De retour d'Algérie en 1957, Jacques se sent sans doute « en exil » à Bordeaux où il a retrouvé sa chaire de Professeur. Il y est « personna non grata » pour la plupart de ses collègues,  qui n'accueillent pas à bras ouverts le Doyen de la Faculté de droit d'Alger, banni pour avoir dévoilé et critiqué les exactions de l'armée française en pays colonisé.

C'est donc assez vite que Jacques envisage de reparti : la Faculté de Droit de Bordeaux ayant une annexe en Martinique, il part (dès 1958, ou plus tard ?) pour diriger à Fort de France l'institut Vizioz, spécialisé dans les études en Droit et Economie.

C'est une période heureuse pour Jacques ? Simone et Catherine, alors âgée de deux ans. Le carnaval antillais, la visite des bananeraies et des rhumeries, les bains dans une mer paradisiaque, le mont Diamant … font oublier les drames vécus au départ d'Alger.

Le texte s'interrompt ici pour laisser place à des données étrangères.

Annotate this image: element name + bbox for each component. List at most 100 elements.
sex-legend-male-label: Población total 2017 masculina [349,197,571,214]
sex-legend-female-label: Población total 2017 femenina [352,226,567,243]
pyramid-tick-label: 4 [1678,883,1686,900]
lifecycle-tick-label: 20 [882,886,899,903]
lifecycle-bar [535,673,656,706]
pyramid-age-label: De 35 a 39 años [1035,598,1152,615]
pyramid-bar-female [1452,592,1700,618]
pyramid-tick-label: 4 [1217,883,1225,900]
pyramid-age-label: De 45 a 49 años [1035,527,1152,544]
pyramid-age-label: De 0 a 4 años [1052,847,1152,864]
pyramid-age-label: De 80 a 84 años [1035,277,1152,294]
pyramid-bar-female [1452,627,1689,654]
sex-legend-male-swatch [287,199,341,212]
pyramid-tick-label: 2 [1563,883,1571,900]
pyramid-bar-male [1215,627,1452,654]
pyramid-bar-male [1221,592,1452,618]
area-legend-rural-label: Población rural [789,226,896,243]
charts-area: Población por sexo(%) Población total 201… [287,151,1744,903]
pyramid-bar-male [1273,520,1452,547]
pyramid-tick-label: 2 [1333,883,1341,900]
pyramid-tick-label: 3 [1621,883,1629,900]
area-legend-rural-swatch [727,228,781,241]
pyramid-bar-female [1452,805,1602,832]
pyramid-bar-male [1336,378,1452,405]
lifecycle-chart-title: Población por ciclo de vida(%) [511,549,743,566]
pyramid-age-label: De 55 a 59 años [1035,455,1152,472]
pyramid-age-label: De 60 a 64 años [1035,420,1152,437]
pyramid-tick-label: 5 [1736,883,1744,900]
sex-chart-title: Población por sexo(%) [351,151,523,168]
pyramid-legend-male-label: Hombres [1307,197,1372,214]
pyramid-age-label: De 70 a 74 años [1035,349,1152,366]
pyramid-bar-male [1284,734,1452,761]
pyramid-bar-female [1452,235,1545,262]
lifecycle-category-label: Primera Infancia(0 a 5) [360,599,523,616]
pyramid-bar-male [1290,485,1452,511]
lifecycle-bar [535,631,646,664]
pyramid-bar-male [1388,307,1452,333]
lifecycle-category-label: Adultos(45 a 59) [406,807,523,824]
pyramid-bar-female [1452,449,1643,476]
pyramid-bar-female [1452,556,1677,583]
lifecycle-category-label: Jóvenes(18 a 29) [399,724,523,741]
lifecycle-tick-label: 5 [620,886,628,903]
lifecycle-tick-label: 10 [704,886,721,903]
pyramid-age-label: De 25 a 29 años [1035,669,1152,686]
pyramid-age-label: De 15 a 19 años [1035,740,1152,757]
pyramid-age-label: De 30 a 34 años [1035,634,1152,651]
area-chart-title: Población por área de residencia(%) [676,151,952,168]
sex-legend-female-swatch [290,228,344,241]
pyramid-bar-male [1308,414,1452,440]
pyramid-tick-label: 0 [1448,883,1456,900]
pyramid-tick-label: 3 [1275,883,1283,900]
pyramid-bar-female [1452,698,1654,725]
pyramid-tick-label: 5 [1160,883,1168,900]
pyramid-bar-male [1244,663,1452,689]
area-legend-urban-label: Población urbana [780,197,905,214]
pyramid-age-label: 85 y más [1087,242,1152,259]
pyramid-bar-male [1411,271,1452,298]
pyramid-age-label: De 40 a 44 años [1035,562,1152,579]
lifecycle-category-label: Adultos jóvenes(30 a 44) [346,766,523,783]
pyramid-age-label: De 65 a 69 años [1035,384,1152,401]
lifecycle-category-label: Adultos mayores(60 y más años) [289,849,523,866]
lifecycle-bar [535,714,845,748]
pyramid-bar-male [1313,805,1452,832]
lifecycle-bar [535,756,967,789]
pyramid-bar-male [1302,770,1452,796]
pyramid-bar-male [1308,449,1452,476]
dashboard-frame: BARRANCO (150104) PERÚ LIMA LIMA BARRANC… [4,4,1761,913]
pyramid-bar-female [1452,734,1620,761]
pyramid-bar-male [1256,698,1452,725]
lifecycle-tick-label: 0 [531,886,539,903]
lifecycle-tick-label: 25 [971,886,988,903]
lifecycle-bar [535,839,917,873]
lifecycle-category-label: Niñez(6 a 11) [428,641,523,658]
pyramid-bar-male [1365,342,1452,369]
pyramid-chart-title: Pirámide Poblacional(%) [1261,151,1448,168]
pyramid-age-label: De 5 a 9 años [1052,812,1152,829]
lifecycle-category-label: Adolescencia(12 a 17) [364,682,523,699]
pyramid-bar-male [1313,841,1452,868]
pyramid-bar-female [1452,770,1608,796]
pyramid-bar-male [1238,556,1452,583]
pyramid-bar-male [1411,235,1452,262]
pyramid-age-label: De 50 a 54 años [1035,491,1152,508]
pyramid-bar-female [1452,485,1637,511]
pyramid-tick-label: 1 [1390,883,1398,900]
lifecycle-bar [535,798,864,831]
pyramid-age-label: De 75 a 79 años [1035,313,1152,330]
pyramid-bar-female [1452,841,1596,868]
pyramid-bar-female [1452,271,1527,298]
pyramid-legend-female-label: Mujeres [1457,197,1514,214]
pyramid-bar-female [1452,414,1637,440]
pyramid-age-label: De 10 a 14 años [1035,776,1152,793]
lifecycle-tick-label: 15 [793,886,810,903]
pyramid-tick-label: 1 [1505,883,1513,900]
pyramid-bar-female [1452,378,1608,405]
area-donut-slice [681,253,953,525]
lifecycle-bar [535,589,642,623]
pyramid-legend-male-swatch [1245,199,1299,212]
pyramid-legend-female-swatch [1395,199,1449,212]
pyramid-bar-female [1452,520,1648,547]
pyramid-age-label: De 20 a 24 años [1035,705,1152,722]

Mais le naturel revient au galop ! Jacques repart en croisade contre les injustices et pour les libertés : les Antilles sont à cette époque dans l'effervescence des mouvements indépendantistes. Frantz fanon, Aimé Césaire en sont les leaders et peut être Jacques les rencontre-t-il ?. Toujours est-il qu'il prend parti pour les mouvements politiques qui demandent, sinon l'indépendance, du moins l'autonomie pour les Antilles françaises.  Nous connaissons peu les détails de cette période. Simone aimait à raconter qu'à l'occasion de la venue du Général de Gaulle, il avait fallu mettre à sa disposition le grand lit à baldaquin dans lequel dormaient Jacques et elle-même à l'institut Vizioz, car c'était, parait il, le seul assez long pour accueillir le grandissime Général ! Mais Jacques  se fait de nouveau remarquer pour ses prises de position anticolonialistes et humanistes, qui ne sont pas « dans la ligne » de celles qu'aurait dû prendre à l'époque, un Professeur d'Université…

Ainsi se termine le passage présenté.